New York'taki Nükleer Politika Avukatlar Komitesi'nden Michael Spies olarak, iddia etti:
Kurul'un konuları Güvenlik Konseyi'ne havale etme yetkisi, IAEA Tüzüğü, Koruma Önlemleri Anlaşmaları ve uygun olduğu durumlarda Ek Protokol tarafından verilmektedir. Tüzük (Madde 12(C) ve Koruma Tedbirleri Anlaşması) uyarınca Kurul, İran'ı Güvenlik Konseyi'ne ancak Genel Direktör'ün raporuna dayanarak İran'ın nükleer malzemeyi başka amaçlarla yönlendirmediğinin garanti edilemediğini tespit etmesi halinde havale edebilir. Geçmişte "güvencesizlik" bulguları, yalnızca UAEK koruma önlemleriyle aktif ve devam eden işbirliği yapmama geçmişiyle karşı karşıya kalmıştı. Egemenlik hakkı ve korunmaya devam edilmesi, yasal veya mantıksal olarak saptırma konusundaki belirsizlikle aynı anlama gelemez.

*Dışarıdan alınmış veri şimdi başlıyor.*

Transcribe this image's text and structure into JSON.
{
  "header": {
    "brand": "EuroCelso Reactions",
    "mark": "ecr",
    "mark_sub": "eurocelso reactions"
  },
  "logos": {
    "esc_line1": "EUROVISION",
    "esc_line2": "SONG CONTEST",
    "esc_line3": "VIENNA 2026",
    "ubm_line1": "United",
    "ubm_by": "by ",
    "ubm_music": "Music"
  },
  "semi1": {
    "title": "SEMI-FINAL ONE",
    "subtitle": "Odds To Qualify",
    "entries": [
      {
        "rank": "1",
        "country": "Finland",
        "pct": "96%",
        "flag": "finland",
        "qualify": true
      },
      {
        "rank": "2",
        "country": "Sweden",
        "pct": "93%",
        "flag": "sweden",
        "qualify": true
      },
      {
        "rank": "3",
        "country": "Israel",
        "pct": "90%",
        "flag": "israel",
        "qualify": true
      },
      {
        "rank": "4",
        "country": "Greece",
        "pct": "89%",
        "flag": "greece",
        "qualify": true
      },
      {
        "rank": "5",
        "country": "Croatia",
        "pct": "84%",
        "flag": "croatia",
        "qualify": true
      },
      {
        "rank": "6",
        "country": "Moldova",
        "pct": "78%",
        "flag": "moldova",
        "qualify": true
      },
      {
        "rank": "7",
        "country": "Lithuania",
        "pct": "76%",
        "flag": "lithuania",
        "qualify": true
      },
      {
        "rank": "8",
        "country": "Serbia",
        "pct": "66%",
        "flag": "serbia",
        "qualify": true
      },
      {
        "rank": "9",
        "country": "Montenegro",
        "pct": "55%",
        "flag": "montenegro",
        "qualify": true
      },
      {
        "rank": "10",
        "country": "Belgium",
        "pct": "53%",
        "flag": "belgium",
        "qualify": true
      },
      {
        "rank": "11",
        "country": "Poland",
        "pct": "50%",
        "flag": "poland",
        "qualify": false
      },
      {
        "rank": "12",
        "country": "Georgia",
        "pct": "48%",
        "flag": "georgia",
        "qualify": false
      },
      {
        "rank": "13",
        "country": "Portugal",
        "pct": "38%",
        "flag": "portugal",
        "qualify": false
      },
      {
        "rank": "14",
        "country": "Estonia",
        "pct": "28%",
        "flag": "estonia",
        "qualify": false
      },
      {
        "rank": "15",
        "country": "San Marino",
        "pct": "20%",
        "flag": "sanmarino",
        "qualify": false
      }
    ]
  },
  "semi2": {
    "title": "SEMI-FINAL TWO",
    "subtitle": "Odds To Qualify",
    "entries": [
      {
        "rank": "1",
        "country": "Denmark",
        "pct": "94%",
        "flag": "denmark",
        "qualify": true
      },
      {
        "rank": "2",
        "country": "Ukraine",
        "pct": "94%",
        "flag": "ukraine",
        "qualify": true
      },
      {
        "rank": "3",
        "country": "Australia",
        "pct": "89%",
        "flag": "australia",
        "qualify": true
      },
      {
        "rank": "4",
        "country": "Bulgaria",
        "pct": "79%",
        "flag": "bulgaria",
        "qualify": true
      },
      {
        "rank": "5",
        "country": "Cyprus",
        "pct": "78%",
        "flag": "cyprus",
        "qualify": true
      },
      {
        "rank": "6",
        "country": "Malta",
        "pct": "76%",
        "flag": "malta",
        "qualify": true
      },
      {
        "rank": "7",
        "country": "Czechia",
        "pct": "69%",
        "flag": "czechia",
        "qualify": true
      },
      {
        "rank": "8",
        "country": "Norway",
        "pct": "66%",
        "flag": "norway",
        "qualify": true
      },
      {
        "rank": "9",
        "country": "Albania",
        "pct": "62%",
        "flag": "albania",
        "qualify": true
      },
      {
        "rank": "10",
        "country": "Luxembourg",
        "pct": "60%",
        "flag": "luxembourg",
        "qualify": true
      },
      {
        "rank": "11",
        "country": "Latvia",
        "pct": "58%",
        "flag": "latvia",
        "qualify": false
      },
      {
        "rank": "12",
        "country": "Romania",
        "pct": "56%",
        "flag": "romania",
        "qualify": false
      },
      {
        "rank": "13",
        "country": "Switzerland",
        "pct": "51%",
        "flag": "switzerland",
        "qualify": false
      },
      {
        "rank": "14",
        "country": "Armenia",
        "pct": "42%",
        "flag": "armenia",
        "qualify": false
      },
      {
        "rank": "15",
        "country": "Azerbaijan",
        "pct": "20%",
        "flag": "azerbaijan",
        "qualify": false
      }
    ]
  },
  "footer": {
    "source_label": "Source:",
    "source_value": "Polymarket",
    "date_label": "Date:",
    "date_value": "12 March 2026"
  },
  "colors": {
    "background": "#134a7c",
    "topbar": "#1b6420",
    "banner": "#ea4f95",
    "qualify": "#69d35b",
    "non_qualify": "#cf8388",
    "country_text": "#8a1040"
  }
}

Genel Müdürün raporlarının hiçbiri, müfettişlerin "bu Anlaşma uyarınca korunması gereken nükleer malzemenin nükleer silahlara veya diğer nükleer patlayıcı cihazlara yönlendirilmediğini" doğrulayamadıklarını söylemedi. İran'la yapılan Güvenlik Önlemleri Anlaşması, IAEA'nın "XII. Maddenin C paragrafında öngörülen raporları hazırlamasına" olanak tanıyor. Genel Direktörün sürekli olarak söylediği şey, korunan nükleer materyalin saptırılmadığı, ancak henüz beyan edilmemiş nükleer faaliyet olmadığını söyleyecek konumda olmadığıdır. Ancak 100'den fazla ülke henüz Katma Protokolü onaylamadığından, bu, Genel Direktörün yalnızca İran için değil, yalnızca İran için de yapması gereken bir "bulgu"dur. İlginç bir şekilde, Şubat ayında İran'ı Güvenlik Konseyi'ne havale etmek için oy kullanan Çin, oylama açıklamasında bu yönlendirmenin IAEA Tüzüğü'nün XIIC. Maddesi kapsamında yorumlandığı şekliyle bir yönlendirme olmadığını açıkça ifade etti.

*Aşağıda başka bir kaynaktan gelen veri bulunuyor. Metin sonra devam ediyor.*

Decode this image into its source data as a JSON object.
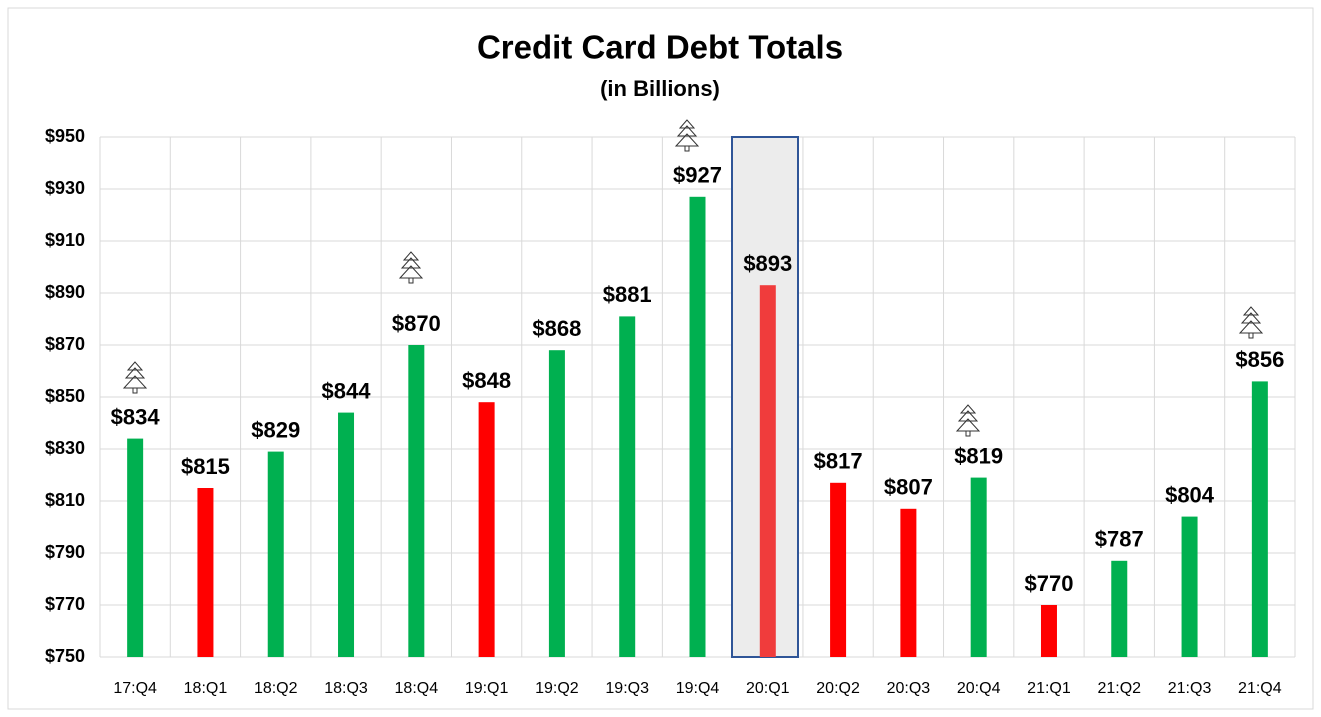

Yukarıdaki analizin ışığında bu çok açıktır. Birincisi, E3+ABD, İran söz konusu olduğunda IAEA Tüzüğü'nü ve NPT'yi işlemez hale getirmek istiyor. İkinci olarak, E3+ABD, VII. Bölüm kararıyla, şu anda 188 ülkenin imzaladığı NPT Antlaşması'nın hükümlerini yeniden yazmak istiyor. Üçüncüsü, ABD ve İngiltere, daha üç yıl önce İran'ın komşusuna saldırmak için BM Şartı'na ve uluslararası hukuka aykırı olarak güç kullanmıştı. Dördüncüsü, İran'ın kendisinin de silahlı bir saldırıya maruz kalacağına dair gerçek ve haklı korkuları var.

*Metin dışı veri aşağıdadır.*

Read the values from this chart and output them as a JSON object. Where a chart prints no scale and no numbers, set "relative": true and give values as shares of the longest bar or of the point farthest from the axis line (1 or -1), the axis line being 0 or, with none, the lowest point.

Bu çıplak gerçeklere dayanarak İran, BM Genel Kurulunun BM Şartı'nın 96. Maddesi uyarınca Uluslararası Adalet Divanı'ndan şu soruyla ilgili bir Danışma Görüşü almasını sağlamalıdır: NPT'ye taraf nükleer silaha sahip olmayan devletler sivil yakıt çevrimi teknolojisini geliştirme hakkı. E3+ABD'nin NPT imzacılarına tek taraflı olarak yeni kurallar dayatma konusundaki ısrarı, uluslararası barış ve güvenliğin çıkarına değildir. İran başından beri hukuktan yanaydı. İran, Rusya, Çin ve diğer potansiyel ortaklarla çok uluslu yakıt döngüsü düzenlemelerine katılma konusunda açık fikirli olsa da, NPT imzacısı olarak kendisine devredilen yasal haklardan vazgeçmeye zorlanamaz. Güvenlik Konseyi'nin anlaşma hukukunda değişiklik yapma hakkını kendisine atfetmesi diğer NPT üyelerinin veya üye olmayanların çıkarına da değildir. Hindistan, IAEA'da İran'a karşı oylama öncesinde, bölgesinde başka hiçbir devletin nükleer silah sahibi olduğunu görmek istemediğini söyledi. Hindistan'ın, çevresinde başka hiçbir devletin kitle imha silahları adına silahlı saldırıya maruz kaldığını görmek istemediğini açıkça belirtmesi yerinde olacaktır.
ZNetwork yalnızca okuyucularının cömertliğiyle finanse edilmektedir.